The PWFA takes effect on June 27, 2023, leaving businesses with plenty of time to get ready to implement the law. Here’s what you should know about the PWFA – and stay tuned for more from the National Partnership about how you can implement the new law in a way that works for you and your employees.
- The Pregnant Workers Fairness Act applies to private businesses with 15 or more employees, as well as government employees of any size. It covers all employees regardless of full-time or part-time status.
- The PWFA requires that employers provide reasonable accommodations to employees who need them in relation to pregnancy, childbirth or related medical conditions, unless providing the accommodation would pose an undue hardship for the business.
- It also protects workers from being forced to accept unnecessary or unwanted accommodations, and from being discriminated against due to needing, requesting or using accommodations.
It’s easy to implement these changes in your workplace. More than half of all workplace accommodations cost nothing to enforce, and the remainder, on average, requires a one-time cost of $500 or less. Reasonable accommodations are adjustments to the employee’s working conditions or environment that make it possible to work safely and healthily. For example:
- Providing a stool for a cashier instead of requiring them to stand;
- Allowing for breaks and/or a private space for pumping;
- Limiting the amount of weight an employee is required to lift; or
- Providing scheduling flexibility or paid time off for medical appointments.

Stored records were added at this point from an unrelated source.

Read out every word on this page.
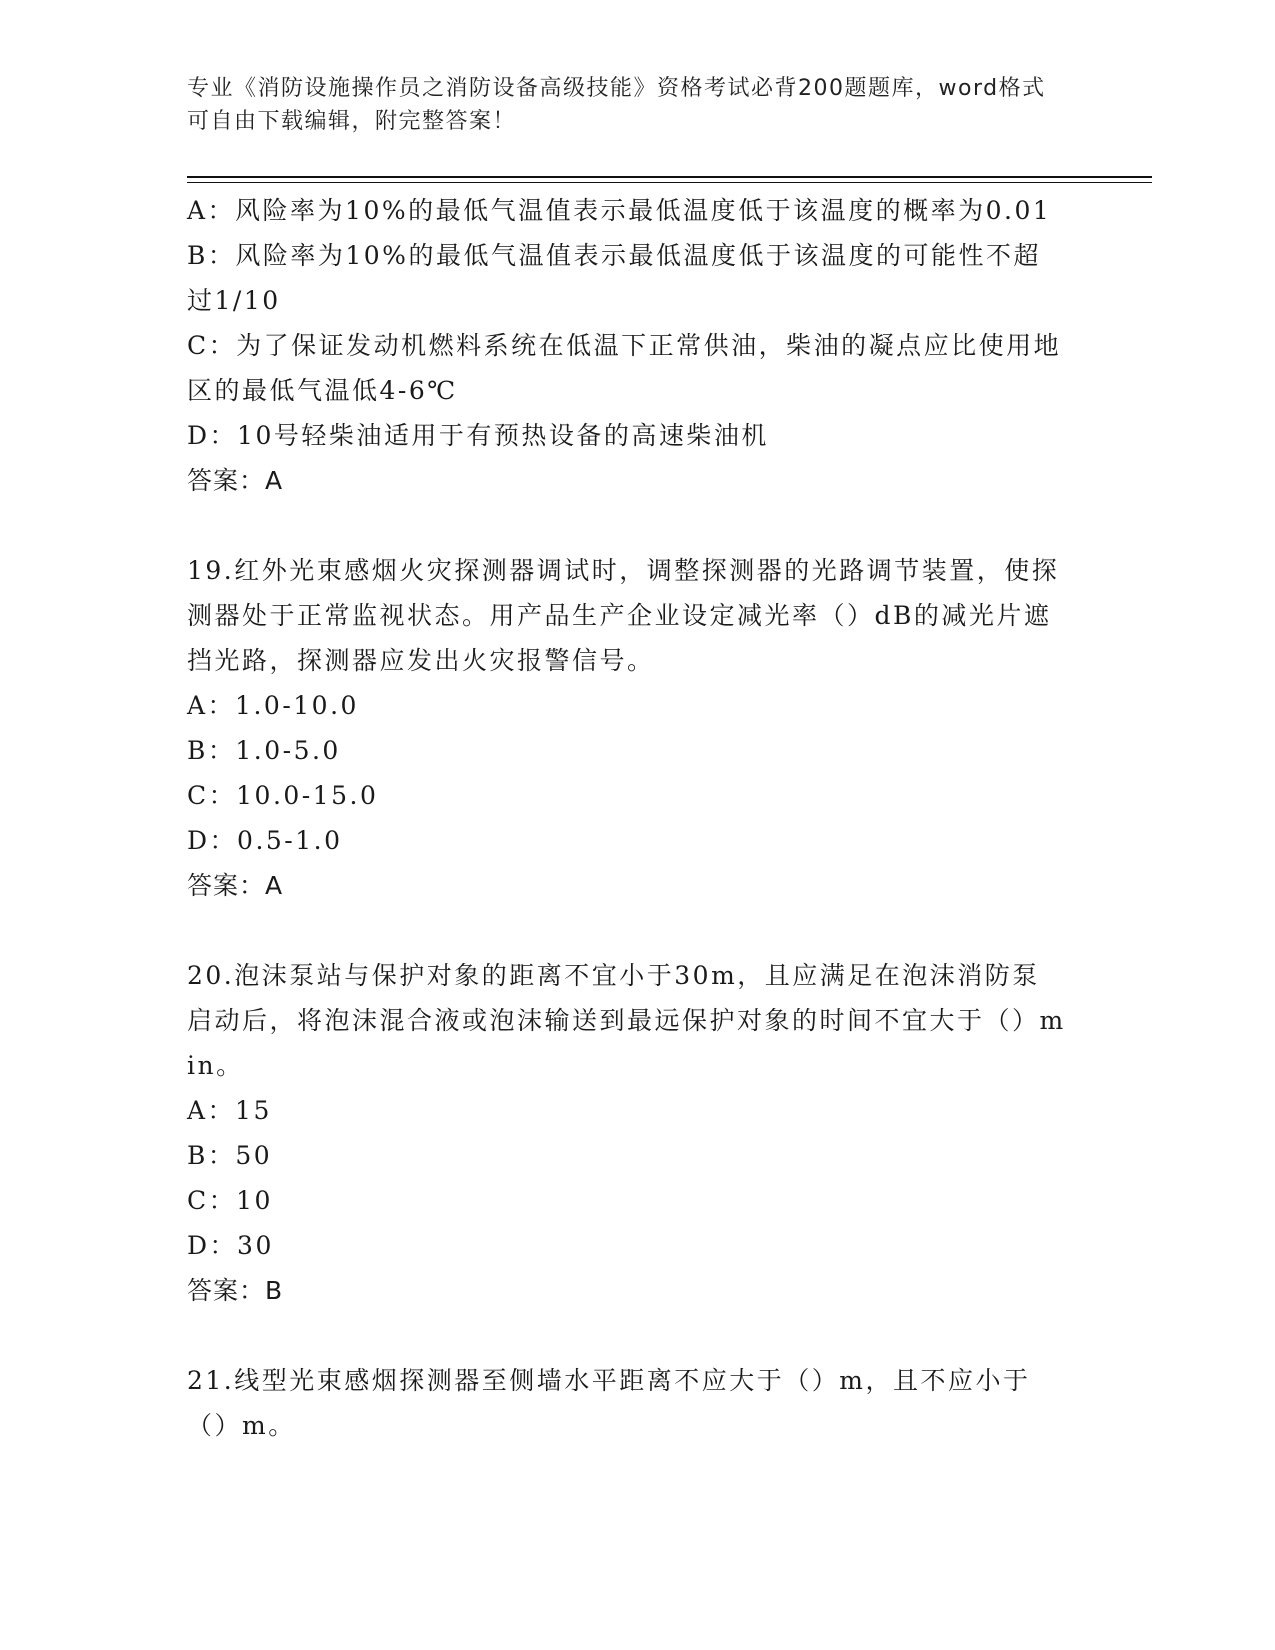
专业《消防设施操作员之消防设备高级技能》资格考试必背200题题库，word格式可自由下载编辑，附完整答案！
A：风险率为10%的最低气温值表示最低温度低于该温度的概率为0.01
B：风险率为10%的最低气温值表示最低温度低于该温度的可能性不超过1/10
C：为了保证发动机燃料系统在低温下正常供油，柴油的凝点应比使用地区的最低气温低4-6℃
D：10号轻柴油适用于有预热设备的高速柴油机
答案：A
19.红外光束感烟火灾探测器调试时，调整探测器的光路调节装置，使探测器处于正常监视状态。用产品生产企业设定减光率（）dB的减光片遮挡光路，探测器应发出火灾报警信号。
A：1.0-10.0
B：1.0-5.0
C：10.0-15.0
D：0.5-1.0
答案：A
20.泡沫泵站与保护对象的距离不宜小于30m，且应满足在泡沫消防泵启动后，将泡沫混合液或泡沫输送到最远保护对象的时间不宜大于（）min。
A：15
B：50
C：10
D：30
答案：B
21.线型光束感烟探测器至侧墙水平距离不应大于（）m，且不应小于（）m。
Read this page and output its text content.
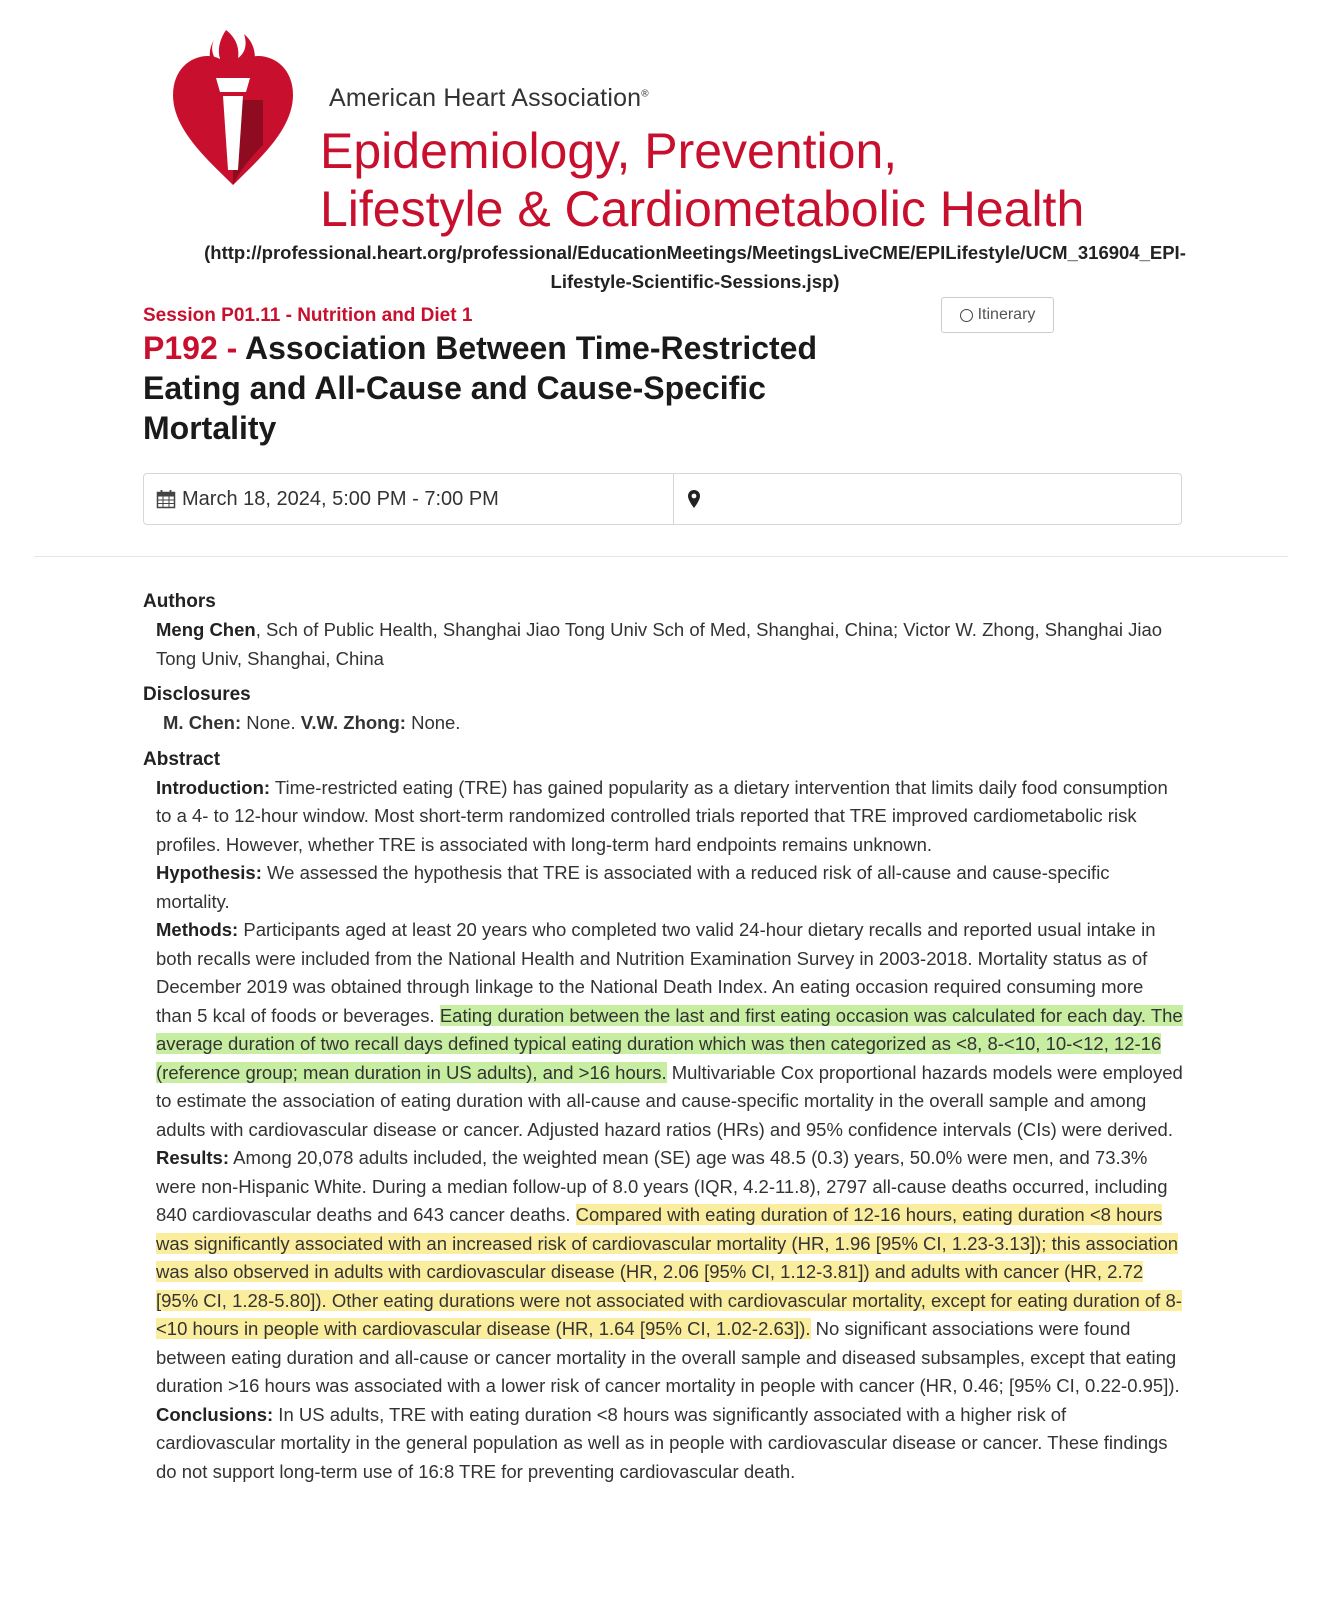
American Heart Association®
Epidemiology, Prevention,
Lifestyle & Cardiometabolic Health
(http://professional.heart.org/professional/EducationMeetings/MeetingsLiveCME/EPILifestyle/UCM_316904_EPI-
Lifestyle-Scientific-Sessions.jsp)
Session P01.11 - Nutrition and Diet 1
P192 - Association Between Time-Restricted Eating and All-Cause and Cause-Specific Mortality
Itinerary
March 18, 2024, 5:00 PM - 7:00 PM
Authors
Meng Chen, Sch of Public Health, Shanghai Jiao Tong Univ Sch of Med, Shanghai, China; Victor W. Zhong, Shanghai Jiao Tong Univ, Shanghai, China
Disclosures
M. Chen: None. V.W. Zhong: None.
Abstract
Introduction: Time-restricted eating (TRE) has gained popularity as a dietary intervention that limits daily food consumption to a 4- to 12-hour window. Most short-term randomized controlled trials reported that TRE improved cardiometabolic risk profiles. However, whether TRE is associated with long-term hard endpoints remains unknown.
Hypothesis: We assessed the hypothesis that TRE is associated with a reduced risk of all-cause and cause-specific mortality.
Methods: Participants aged at least 20 years who completed two valid 24-hour dietary recalls and reported usual intake in both recalls were included from the National Health and Nutrition Examination Survey in 2003-2018. Mortality status as of December 2019 was obtained through linkage to the National Death Index. An eating occasion required consuming more than 5 kcal of foods or beverages. Eating duration between the last and first eating occasion was calculated for each day. The average duration of two recall days defined typical eating duration which was then categorized as <8, 8-<10, 10-<12, 12-16 (reference group; mean duration in US adults), and >16 hours. Multivariable Cox proportional hazards models were employed to estimate the association of eating duration with all-cause and cause-specific mortality in the overall sample and among adults with cardiovascular disease or cancer. Adjusted hazard ratios (HRs) and 95% confidence intervals (CIs) were derived.
Results: Among 20,078 adults included, the weighted mean (SE) age was 48.5 (0.3) years, 50.0% were men, and 73.3% were non-Hispanic White. During a median follow-up of 8.0 years (IQR, 4.2-11.8), 2797 all-cause deaths occurred, including 840 cardiovascular deaths and 643 cancer deaths. Compared with eating duration of 12-16 hours, eating duration <8 hours was significantly associated with an increased risk of cardiovascular mortality (HR, 1.96 [95% CI, 1.23-3.13]); this association was also observed in adults with cardiovascular disease (HR, 2.06 [95% CI, 1.12-3.81]) and adults with cancer (HR, 2.72 [95% CI, 1.28-5.80]). Other eating durations were not associated with cardiovascular mortality, except for eating duration of 8-<10 hours in people with cardiovascular disease (HR, 1.64 [95% CI, 1.02-2.63]). No significant associations were found between eating duration and all-cause or cancer mortality in the overall sample and diseased subsamples, except that eating duration >16 hours was associated with a lower risk of cancer mortality in people with cancer (HR, 0.46; [95% CI, 0.22-0.95]).
Conclusions: In US adults, TRE with eating duration <8 hours was significantly associated with a higher risk of cardiovascular mortality in the general population as well as in people with cardiovascular disease or cancer. These findings do not support long-term use of 16:8 TRE for preventing cardiovascular death.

An employer may not be required to provide an accommodation if it would cause an undue hardship for their business operations – meaning significant difficulty or expense on a case-by-case basis. Fortunately, many difficulties can be resolved by communicating with the employee requesting an accommodation. Claiming undue hardship should be the absolute last resort.
Regulations on the implementation of the PWFA are expected from the Equal Employment Opportunity Commission, although the timing is yet to be determined. For further guidance, check out “Partnership in Action,” our gender equity guide for employers. It offers easy to follow recommendations on implementing protections for pregnant workers, as well as other policies that promote gender equity. Remember that the PWFA only requires small changes – and that each one will make a big difference in the well-being of you and your employees.